La directrice de la Société des orangs-outans de Sumatra, Helen Buckland, a ajouté que, s’il est fait correctement, l’écotourisme peut protéger les orangs-outans et leur habitat.
« Il existe toujours la nécessité de renforcer la formation et la sensibilisation des guides et des professionnels du tourisme concernant la biodiversité et la nature. Un meilleur contrôle des pratiques et des acteurs touristiques par les autorités compétentes ainsi qu’une participation réelle et partagée des touristes et des voyagistes sont également nécessaires », dit-elle.
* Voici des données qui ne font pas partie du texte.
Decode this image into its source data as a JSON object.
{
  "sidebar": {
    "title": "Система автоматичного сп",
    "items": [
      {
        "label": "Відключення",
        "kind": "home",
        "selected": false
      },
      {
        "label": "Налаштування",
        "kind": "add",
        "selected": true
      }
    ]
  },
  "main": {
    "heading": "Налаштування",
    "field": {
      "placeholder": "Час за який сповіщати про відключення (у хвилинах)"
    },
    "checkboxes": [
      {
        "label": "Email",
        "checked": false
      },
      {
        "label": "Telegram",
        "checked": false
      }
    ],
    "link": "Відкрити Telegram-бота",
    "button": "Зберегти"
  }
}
Après être retourné au village à la fin de notre excursion, Firman a admis que même si le tourisme a aidé la communauté, la forêt et les orangs-outans en ont souffert.
« Aujourd’hui, concernant la préservation de l’environnement, Bukit Lawang n’est plus adapté aux visites touristiques », dit-il.
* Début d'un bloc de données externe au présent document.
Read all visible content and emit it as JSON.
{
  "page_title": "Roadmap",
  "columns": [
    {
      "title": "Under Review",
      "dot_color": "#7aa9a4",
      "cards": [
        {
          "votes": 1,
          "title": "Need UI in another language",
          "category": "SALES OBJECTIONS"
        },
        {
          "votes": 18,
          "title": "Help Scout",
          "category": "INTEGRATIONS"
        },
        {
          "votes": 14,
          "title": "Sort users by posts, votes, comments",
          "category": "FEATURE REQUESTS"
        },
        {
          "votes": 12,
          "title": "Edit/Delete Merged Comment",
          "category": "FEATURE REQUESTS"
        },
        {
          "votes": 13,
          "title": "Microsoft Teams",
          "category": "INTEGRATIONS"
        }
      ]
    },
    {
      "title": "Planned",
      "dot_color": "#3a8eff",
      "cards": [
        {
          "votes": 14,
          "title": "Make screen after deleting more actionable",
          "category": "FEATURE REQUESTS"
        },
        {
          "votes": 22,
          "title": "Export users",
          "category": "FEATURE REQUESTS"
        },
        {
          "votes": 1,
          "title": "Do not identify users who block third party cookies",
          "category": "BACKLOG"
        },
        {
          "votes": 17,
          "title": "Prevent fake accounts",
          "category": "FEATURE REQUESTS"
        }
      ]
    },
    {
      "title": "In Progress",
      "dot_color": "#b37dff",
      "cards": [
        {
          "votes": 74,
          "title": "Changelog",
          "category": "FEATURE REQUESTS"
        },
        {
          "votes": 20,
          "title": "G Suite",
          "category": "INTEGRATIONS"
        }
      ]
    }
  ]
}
Il veut lancer un nouveau projet d’écotourisme loin des orangs-outans, avec des randonnées axées sur l’apprentissage de la biodiversité de la forêt. Mais tant que les orangs-outans continuent à rapporter de l’argent, ce n’est pas sûr que les choses changent.
« De nos jours, la population locale vénère l’argent, donc ils s’adapteront aux souhaits des touristes, a déclaré Firman. Même si ça ne respecte pas les règles concernant la préservation de l’environnement. »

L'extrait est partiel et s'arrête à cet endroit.